Ronald J. Siarnicki, the foundation's executive director, said the idea here is to provide firefighters with the resources they need to deal with traumatic events and situations they encounter in their jobs. Some may simply need to talk about the experience with their colleagues, while others might need intensive counseling or medical help. The key is to recognize those varied needs and have a system in place to address them, he said.
"There are different levels of care that should be applied only as needed," he said. "Most firefighters are pretty resilient and they see a lot every day, so we can often adapt and work through it with little intervention. But when you have bigger issues and bigger concerns, you need to be able to provide bigger resources to deal with them."
The foundation drew from its work in New York after the 9/11 attacks left 343 firefighters dead and from its efforts in Charleston after the Sofa Super Store fire in West Ashley.

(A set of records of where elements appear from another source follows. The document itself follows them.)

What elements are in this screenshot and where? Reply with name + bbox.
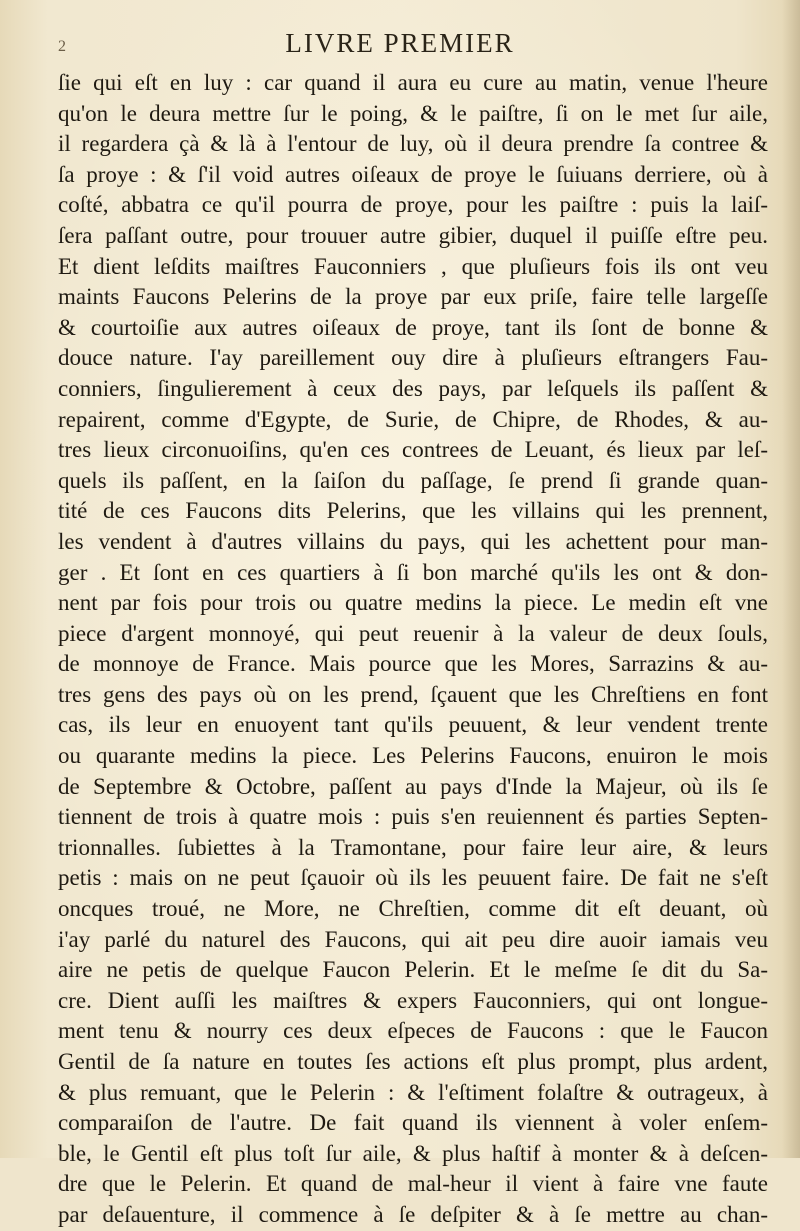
text-line: tres lieux circonuoiſins, qu'en ces contrees de Leuant, és lieux par leſ- [58,437,768,463]
text-line: coſté, abbatra ce qu'il pourra de proye, pour les paiſtre : puis la laiſ- [58,192,768,218]
text-line: ou quarante medins la piece. Les Pelerins Faucons, enuiron le mois [58,743,768,769]
text-line: ſie qui eſt en luy : car quand il aura eu cure au matin, venue l'heure [58,70,768,95]
text-line: quels ils paſſent, en la ſaiſon du paſſage, ſe prend ſi grande quan- [58,467,768,493]
text-line: il regardera çà & là à l'entour de luy, où il deura prendre ſa contree & [58,131,768,157]
text-line: qu'on le deura mettre ſur le poing, & le paiſtre, ſi on le met ſur aile, [58,100,768,126]
text-line: tres gens des pays où on les prend, ſçauent que les Chreſtiens en font [58,681,768,707]
text-line: ſera paſſant outre, pour trouuer autre gibier, duquel il puiſſe eſtre peu. [58,222,768,248]
text-line: Gentil de ſa nature en toutes ſes actions eſt plus prompt, plus ardent, [58,1049,768,1074]
text-line: les vendent à d'autres villains du pays, qui les achettent pour man- [58,528,768,554]
text-line: & plus remuant, que le Pelerin : & l'eſtiment folaſtre & outrageux, à [58,1079,768,1105]
text-line: aire ne petis de quelque Faucon Pelerin. Et le meſme ſe dit du Sa- [58,957,768,983]
text-line: repairent, comme d'Egypte, de Surie, de Chipre, de Rhodes, & au- [58,406,768,432]
text-line: tiennent de trois à quatre mois : puis s'en reuiennent és parties Septen- [58,804,768,830]
text-line: piece d'argent monnoyé, qui peut reuenir à la valeur de deux ſouls, [58,620,768,646]
text-line: de Septembre & Octobre, paſſent au pays d'Inde la Majeur, où ils ſe [58,773,768,799]
text-line: i'ay parlé du naturel des Faucons, qui ait peu dire auoir iamais veu [58,926,768,952]
text-line: trionnalles. ſubiettes à la Tramontane, pour faire leur aire, & leurs [58,834,768,860]
page-edge-shadow [782,0,800,1158]
text-line: oncques troué, ne More, ne Chreſtien, comme dit eſt deuant, où [58,896,768,922]
text-line: ger . Et ſont en ces quartiers à ſi bon marché qu'ils les ont & don- [58,559,768,585]
text-line: cas, ils leur en enuoyent tant qu'ils peuuent, & leur vendent trente [58,712,768,738]
page-number: 2 [58,38,66,55]
text-line: & courtoiſie aux autres oiſeaux de proye, tant ils ſont de bonne & [58,314,768,340]
text-line: dre que le Pelerin. Et quand de mal-heur il vient à faire vne faute [58,1171,768,1197]
text-line: ſa proye : & ſ'il void autres oiſeaux de proye le ſuiuans derriere, où à [58,161,768,187]
text-line: douce nature. I'ay pareillement ouy dire à pluſieurs eſtrangers Fau- [58,345,768,371]
text-line: ment tenu & nourry ces deux eſpeces de Faucons : que le Faucon [58,1018,768,1044]
text-line: conniers, ſingulierement à ceux des pays, par leſquels ils paſſent & [58,375,768,401]
running-head: LIVRE PREMIER [285,28,515,58]
body-text [58,68,768,1231]
text-line: nent par fois pour trois ou quatre medins la piece. Le medin eſt vne [58,590,768,616]
text-line: Et dient leſdits maiſtres Fauconniers , que pluſieurs fois ils ont veu [58,253,768,279]
text-line: cre. Dient auſſi les maiſtres & expers Fauconniers, qui ont longue- [58,987,768,1013]
text-line: comparaiſon de l'autre. De fait quand ils viennent à voler enſem- [58,1110,768,1136]
text-line: petis : mais on ne peut ſçauoir où ils les peuuent faire. De fait ne s'eſt [58,865,768,891]
text-line: tité de ces Faucons dits Pelerins, que les villains qui les prennent, [58,498,768,524]
text-line: maints Faucons Pelerins de la proye par eux priſe, faire telle largeſſe [58,284,768,310]
text-line: ble, le Gentil eſt plus toſt ſur aile, & plus haſtif à monter & à deſcen- [58,1140,768,1166]
text-line: de monnoye de France. Mais pource que les Mores, Sarrazins & au- [58,651,768,677]
text-line: par deſauenture, il commence à ſe deſpiter & à ſe mettre au chan- [58,1201,768,1227]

Several New York City firefighters were among the peer counselors who came to Charleston after the deadly blaze to counsel and support local crews struggling to deal with the large loss of life. Out of that effort grew the Charleston Firefighter Support Team and a peer-counseling program of its own. More than 200 city firefighters and their family members have turned to the support team for counseling.
The support team has an annual budget of about $320,000, which pays for office space and the services of two retired firefighters who do peer outreach, three clinical counselors and one part-time psychologist. The city of Charleston funds the program, which is a collaborative effort between the South Carolina State Firefighters' Association and the state Department of Mental Health.
"We were able to take a program that was already road-tested in New York and basically customize it to meet the needs of a much smaller department," said Gerald Mishoe, a retired North Charleston firefighter who heads the support team.
The experience in Charleston reinforced the value of having peers on hand who truly understand what firefighters are going through, Siarnicki said. It also showed the value of having clinical workers understand the vernacular of firefighters and the importance of having these workers permanently assigned to a support group to build trust, he said.
Dr. Richard Gist of Kansas City, co-leader of the research and development team for the national model, said another thrust of the initiative will be to make sure counselors and departments can access information and methods to help firefighters without huge investments. A number of online programs can help, including materials developed by the National Crime Victims Research and Treatment Center at the Medical University of South Carolina, he said.
"The time to have these things in place is well before you need them," Gist said.